Every application has its own application zone with one configuration file. The name of the file is config.xml. This file should contain the whole configuration for your application.

Sometimes your configuration has external dependencies or you have a different configuration for your test and production system. In that case, it's better to use an external configuration which contains all system dependent properties. Such an external configuration will reduce your deploment/build effort because your config.xml can be the same for every system/server.

Usage

The config.xml can't be moved to an external location but it's possible to include external properties, e.g.:

config.xml
<?xml version="1.0" encoding="UTF-8"?>
 
<application>
  <include>/home/tom/configuration.properties</include>
  <securitymanager>
    <accesscontroller>com.sibvisions.security.MyAccessController</accesscontroller>
  </securitymanager>
  <property name="password.rule" value="${pwdrule}"/>
</application>

The configuration.properties file:

configuration.properties
securitymanager.class = com.sibvisions.security.MySecurityManager
pwdrule = strict

The result, if you create a config.xml without external properties:

config.xml
<?xml version="1.0" encoding="UTF-8"?>
 
<application>
  <securitymanager>
    <accesscontroller>com.sibvisions.security.MyAccessController</accesscontroller>
    <class>com.sibvisions.security.MySecurityManager</class>
  </securitymanager>
  <property name="password.rule" value="strict"/>
  <pwdrule>strict</pwdrule>
</application>

As you can see in above example, it's possible to use placeholders for values. The placeholders will be replaced automatically with values only if you use an external properties file. If you don't use the include tag, the placeholder replacement won't work!

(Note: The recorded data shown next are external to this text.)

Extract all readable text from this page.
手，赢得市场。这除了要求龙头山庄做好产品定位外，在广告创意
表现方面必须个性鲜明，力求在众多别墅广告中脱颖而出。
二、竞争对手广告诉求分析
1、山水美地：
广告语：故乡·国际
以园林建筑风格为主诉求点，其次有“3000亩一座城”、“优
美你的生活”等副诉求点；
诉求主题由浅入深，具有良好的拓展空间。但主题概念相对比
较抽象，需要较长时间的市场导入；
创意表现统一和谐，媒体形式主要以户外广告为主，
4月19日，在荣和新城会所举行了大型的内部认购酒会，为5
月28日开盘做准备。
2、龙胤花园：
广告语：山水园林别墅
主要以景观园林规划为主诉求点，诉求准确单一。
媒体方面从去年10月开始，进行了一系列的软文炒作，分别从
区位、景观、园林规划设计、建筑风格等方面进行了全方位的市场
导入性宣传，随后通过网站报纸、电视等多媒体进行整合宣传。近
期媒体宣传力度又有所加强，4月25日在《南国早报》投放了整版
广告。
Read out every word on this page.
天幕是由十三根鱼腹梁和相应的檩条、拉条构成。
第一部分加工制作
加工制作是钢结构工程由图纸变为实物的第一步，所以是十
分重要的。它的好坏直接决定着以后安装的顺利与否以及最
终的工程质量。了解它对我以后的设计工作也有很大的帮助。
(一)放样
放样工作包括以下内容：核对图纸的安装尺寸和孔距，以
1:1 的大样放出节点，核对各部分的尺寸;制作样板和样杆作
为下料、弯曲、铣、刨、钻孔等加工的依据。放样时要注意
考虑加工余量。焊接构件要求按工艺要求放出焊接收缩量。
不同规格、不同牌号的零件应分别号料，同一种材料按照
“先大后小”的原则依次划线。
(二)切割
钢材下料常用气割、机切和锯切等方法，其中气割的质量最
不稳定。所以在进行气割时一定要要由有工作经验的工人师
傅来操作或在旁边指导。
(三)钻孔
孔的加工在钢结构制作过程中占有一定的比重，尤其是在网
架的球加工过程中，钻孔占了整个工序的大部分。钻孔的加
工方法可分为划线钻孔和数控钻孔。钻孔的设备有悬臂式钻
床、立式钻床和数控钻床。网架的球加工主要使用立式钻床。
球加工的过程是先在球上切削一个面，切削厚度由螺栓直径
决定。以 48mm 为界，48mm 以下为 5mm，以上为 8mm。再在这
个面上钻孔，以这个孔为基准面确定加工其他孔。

It's also possible to use system and environment parameters as values with following prefixes:

${sys:databasePassword}

This will use the value of the system property databasePassword.

${env:databaseName}

This will use the value of the environment property databaseName.

If you don't use a custom prefix, e.g.

${databaseName}

the value search order will be:

  1. imported property
  2. system property
  3. environment property

It's also possible to use only imported properties, with following prefix:

${imp:databaseName}

(an imported property is a value, which was found in an external properties file)

The value replacement syntax also supports partial values, e.g.

http://${url}:${port}/${context}/web/ui/


Attention

Be careful if you try to modify/save an application configuration that contains include tags. It won't work because of external references. It will be possible if you modify the file directly via XmlWorker but not via Zone or UpToDateConfigFile. In that case, an exception with following message will be thrown:

Couldn't save configuration file! The content was modified by <include> declarations.